La Conversione di Saulo in mostra fino al 30 settembre

Palazzo Barberini ospiterà in via eccezionale il capolavoro su tavola del Merisi, insieme a una copia ad altissima definizione della Conversione realizzata per la Cappella Cerasi, nella chiesa di Santa Maria del Popolo a Roma. 

Nel 1600 il banchiere Tiberio Cerasi commissionò a Caravaggio due dipinti per la sua cappella di famiglia. Per ragioni ancora poco chiare, le due opere – tra cui la Conversione di Saulo – non furono mai esposte nella Cappella. Perciò,  il Merisi ne realizzò due nuove versioni , questa volta su tela, che oggi si possono ancora ammirare in Santa Maria del Popolo a Roma, di proprietà del Fondo Edifici di Culto.

La pala originaria, invece, dopo vari passaggi di proprietà, è confluita nella collezione di Nicoletta Odescalchi , a cui appartiene tuttora. Le due versioni rappresentano un’emotività diversa: una è densa di colore e pathos, l’altra più intima e riservata. 
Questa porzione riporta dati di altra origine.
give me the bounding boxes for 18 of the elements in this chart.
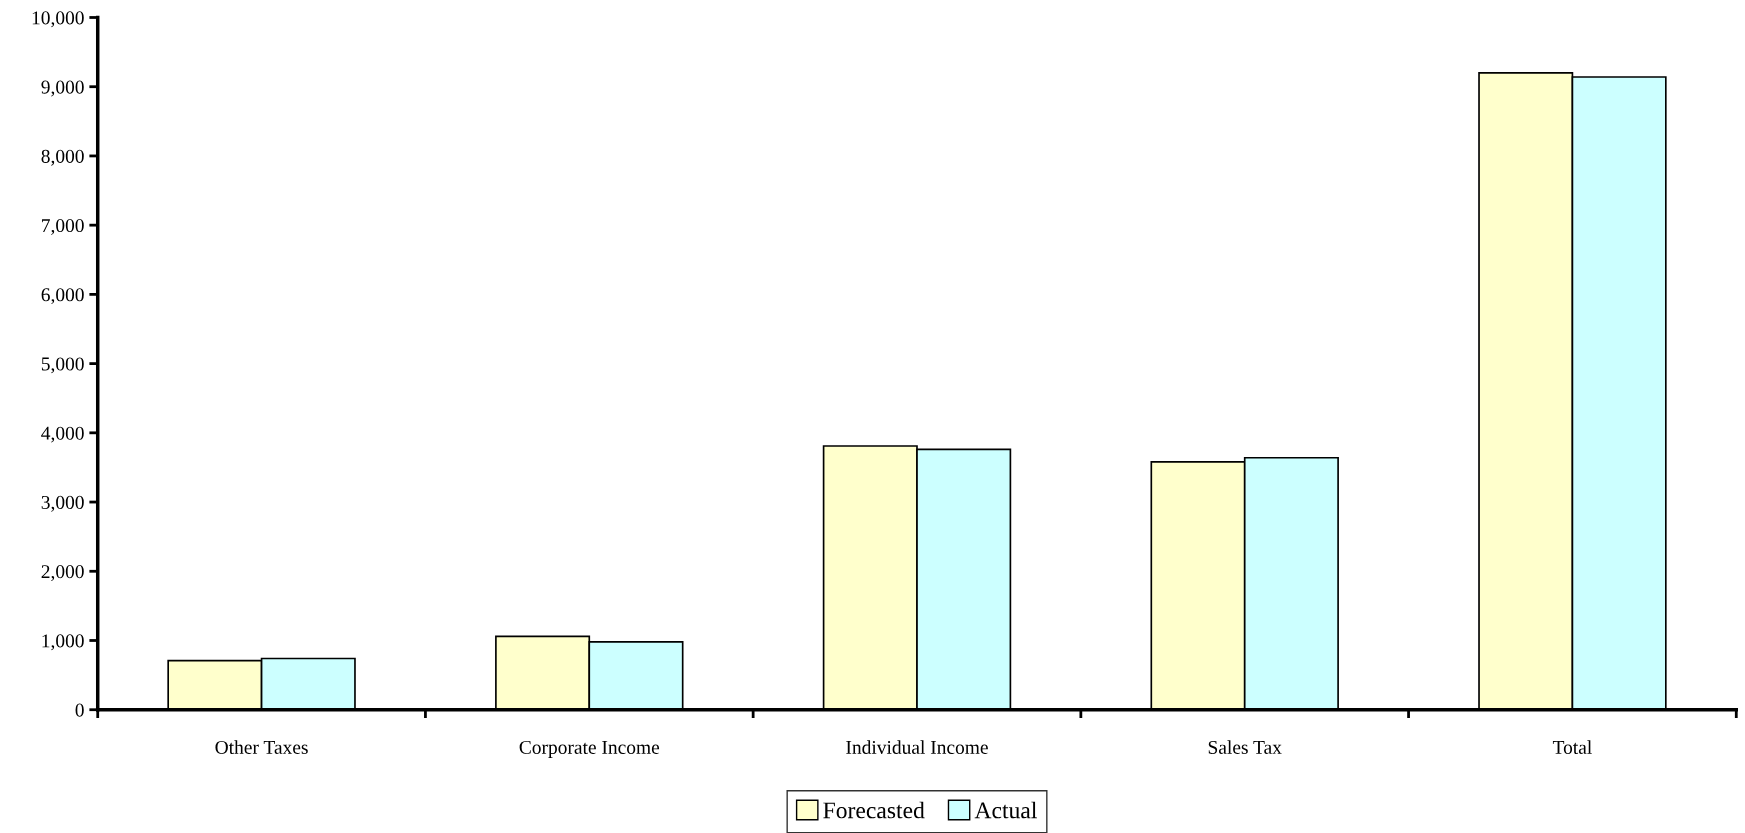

La vera novità consiste nell’esposizione della riflettografia infrarossa del dipinto, realizzata in occasione del restauro nel 2006: uno strumento che consente di evidenziare le scelte tecniche compositive e adottate da Caravaggio. Scopriamo così che il volto di Paolo è stato modificato più volte, che Cristo al principio era senza barba. La riflettografia ha rivelato anche incisioni a stilo, disegni a pennello e numerosi ripensamenti: il volto di Paolo è stato modificato più volte; Cristo era inizialmente senza barba; sono evidenti variazioni nelle armi, nella vegetazione e nei dettagli decorativi. A rendere ancora più vibrante la superficie pittorica contribuisce infine l’impiego di pigmenti pregiati e rari per Caravaggio, come l’azzurrite, l’argento e l’oro.